Os animais têm sido utilizados com freqüência na história do estudo científico. Na década de 1880, Louis Pasteur mostrou a teoria germinativa da medicina ao colocar antraz em ovelhas. Na década de 1890, Ivan Pavlov usou famosos cães para descrever o condicionamento clássico. Em 3 de novembro de 1957, um cão russo, Laika, tornou-se o primeiro animal a orbitar a terra. Nos anos 70, tratamentos antibióticos e vacinas contra a lepra foram feitos usando tatus, então dados a humanos. Em 1974, Rudolf Jaenisch produziu o primeiro mamífero geneticamente modificado. Ele colocou DNA de um vírus no genoma de camundongos. O estudo genético cresceu rapidamente depois disso. Em 1996, nasceu a ovelha Dolly, o primeiro mamífero clonado.
No século XX, os testes toxicológicos se tornaram importantes. No século XIX, as leis sobre drogas eram menos rigorosas. As drogas não precisavam ser verificadas quanto à segurança. Mas em 1937, uma droga chamada Elixir Sulfanilamida matou mais de 100 pessoas. Elas causavam grandes e duradouras dores, vômitos e convulsões. Depois disso, o congresso dos EUA fez leis que diziam que as drogas tinham que ser testadas em animais antes que pudessem ser vendidas. Outros países aprovaram leis semelhantes.
Mesmo no século XVII, as pessoas discordavam sobre os testes em animais. Em 1655, Edmund O'Meara disse que "a tortura miserável da vivissecção coloca o corpo em um estado não natural". O'Meara e outros disseram que os animais poderiam ser afetados pela dor durante a vivissecção, tornando os resultados pouco confiáveis. Outros também não gostaram dos testes com animais porque sentiram que os animais não deveriam ser feridos por humanos. Outros se opunham aos testes em animais por diferentes razões: muitos acreditavam que os animais não eram tão bons quanto os humanos e que eram tão diferentes que os resultados dos testes em animais não funcionariam em humanos.
Os apoiadores tinham visões diferentes.
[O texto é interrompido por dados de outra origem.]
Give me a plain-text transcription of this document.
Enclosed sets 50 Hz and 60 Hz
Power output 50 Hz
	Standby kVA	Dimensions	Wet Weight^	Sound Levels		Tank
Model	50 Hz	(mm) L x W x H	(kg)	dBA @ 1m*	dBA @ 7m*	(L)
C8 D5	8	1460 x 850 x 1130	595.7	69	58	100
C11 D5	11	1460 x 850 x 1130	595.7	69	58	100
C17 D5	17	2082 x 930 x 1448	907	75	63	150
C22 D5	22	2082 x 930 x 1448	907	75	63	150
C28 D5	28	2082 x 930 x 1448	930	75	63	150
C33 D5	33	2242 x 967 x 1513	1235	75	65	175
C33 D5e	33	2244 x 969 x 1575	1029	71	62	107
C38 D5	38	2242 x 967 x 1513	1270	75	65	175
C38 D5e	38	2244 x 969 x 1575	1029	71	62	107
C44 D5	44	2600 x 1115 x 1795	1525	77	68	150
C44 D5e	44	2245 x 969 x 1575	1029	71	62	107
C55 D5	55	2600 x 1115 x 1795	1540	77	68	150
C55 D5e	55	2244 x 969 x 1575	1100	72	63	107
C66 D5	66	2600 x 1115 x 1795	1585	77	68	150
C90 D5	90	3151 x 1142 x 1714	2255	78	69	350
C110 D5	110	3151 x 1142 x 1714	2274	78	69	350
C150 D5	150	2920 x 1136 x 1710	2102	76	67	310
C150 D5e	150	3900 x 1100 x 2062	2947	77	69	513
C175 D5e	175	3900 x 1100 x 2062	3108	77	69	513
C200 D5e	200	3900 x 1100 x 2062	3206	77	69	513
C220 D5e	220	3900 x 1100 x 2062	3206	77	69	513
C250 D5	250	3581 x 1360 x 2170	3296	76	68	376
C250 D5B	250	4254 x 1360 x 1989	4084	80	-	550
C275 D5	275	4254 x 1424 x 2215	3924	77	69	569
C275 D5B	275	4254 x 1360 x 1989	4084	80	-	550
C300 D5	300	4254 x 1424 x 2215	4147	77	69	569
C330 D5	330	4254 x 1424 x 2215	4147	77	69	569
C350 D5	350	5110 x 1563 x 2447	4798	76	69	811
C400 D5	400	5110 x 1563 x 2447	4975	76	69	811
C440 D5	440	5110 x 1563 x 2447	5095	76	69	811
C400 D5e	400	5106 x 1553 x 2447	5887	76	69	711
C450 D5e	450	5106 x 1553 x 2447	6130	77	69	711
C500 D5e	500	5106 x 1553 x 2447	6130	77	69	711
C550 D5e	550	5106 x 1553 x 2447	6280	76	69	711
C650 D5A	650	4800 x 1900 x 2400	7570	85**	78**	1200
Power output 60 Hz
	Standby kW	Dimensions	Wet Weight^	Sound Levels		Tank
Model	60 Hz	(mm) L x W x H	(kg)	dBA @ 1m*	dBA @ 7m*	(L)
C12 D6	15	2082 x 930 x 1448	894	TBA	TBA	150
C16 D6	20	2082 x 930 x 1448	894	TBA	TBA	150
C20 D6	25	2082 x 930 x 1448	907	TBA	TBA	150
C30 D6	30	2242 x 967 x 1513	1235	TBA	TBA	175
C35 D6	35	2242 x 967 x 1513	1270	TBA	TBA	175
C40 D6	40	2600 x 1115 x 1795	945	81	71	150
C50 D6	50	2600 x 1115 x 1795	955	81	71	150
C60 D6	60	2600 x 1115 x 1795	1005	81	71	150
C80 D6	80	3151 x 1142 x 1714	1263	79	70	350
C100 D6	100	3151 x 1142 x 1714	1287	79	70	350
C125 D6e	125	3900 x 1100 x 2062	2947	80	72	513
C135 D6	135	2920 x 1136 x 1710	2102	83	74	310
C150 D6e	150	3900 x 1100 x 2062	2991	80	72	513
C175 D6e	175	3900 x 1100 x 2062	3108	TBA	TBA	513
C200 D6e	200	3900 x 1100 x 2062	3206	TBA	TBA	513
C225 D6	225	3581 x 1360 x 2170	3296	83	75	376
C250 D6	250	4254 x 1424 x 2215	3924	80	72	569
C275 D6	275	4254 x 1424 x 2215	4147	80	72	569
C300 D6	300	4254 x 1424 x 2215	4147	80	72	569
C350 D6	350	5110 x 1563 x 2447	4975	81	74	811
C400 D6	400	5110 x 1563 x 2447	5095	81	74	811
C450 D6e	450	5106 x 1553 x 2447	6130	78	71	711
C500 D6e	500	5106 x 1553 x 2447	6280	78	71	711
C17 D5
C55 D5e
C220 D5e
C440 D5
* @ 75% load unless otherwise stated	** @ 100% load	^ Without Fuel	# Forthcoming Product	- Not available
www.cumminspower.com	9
Eles argumentavam que os experimentos com animais eram necessários para o conhecimento. Claude Bernard, o "príncipe dos vivissetores" e o pai da fisiologia famoso escreveu em 1865 que "a ciência da vida é um salão soberbo e deslumbrantemente (brilhantemente) iluminado que só pode ser alcançado passando por uma cozinha longa e sinistra". Ele declarou que "as experiências em animais ... são inteiramente conclusivas para a toxicologia e higiene do homem ... os efeitos dessas substâncias são os mesmos no homem e nos animais, exceto pelas diferenças de grau". Por causa de Bernard, os testes em animais tornaram-se um método científico regular. Surpreendentemente, porém, sua esposa, Marie Françoise Martin, iniciou a primeira sociedade anti-vivisecção na França em 1883.
Em 1896, o Dr. Walter B. Cannon disse: "Os antivivisectionists são o segundo dos dois tipos que Theodore Roosevelt descreveu quando disse: 'O senso comum sem consciência pode levar ao crime, mas a consciência sem senso comum pode levar à loucura, que é a escrava (serviçal) do crime'. "O público começou a dar sua atenção aos apoiadores e opositores dos testes em animais durante o caso do cão marrom no início dos anos 90. No caso do cão marrom, centenas de estudantes de medicina, anti-vivisectionists e policiais discutiram sobre um memorial a um cão vivisected.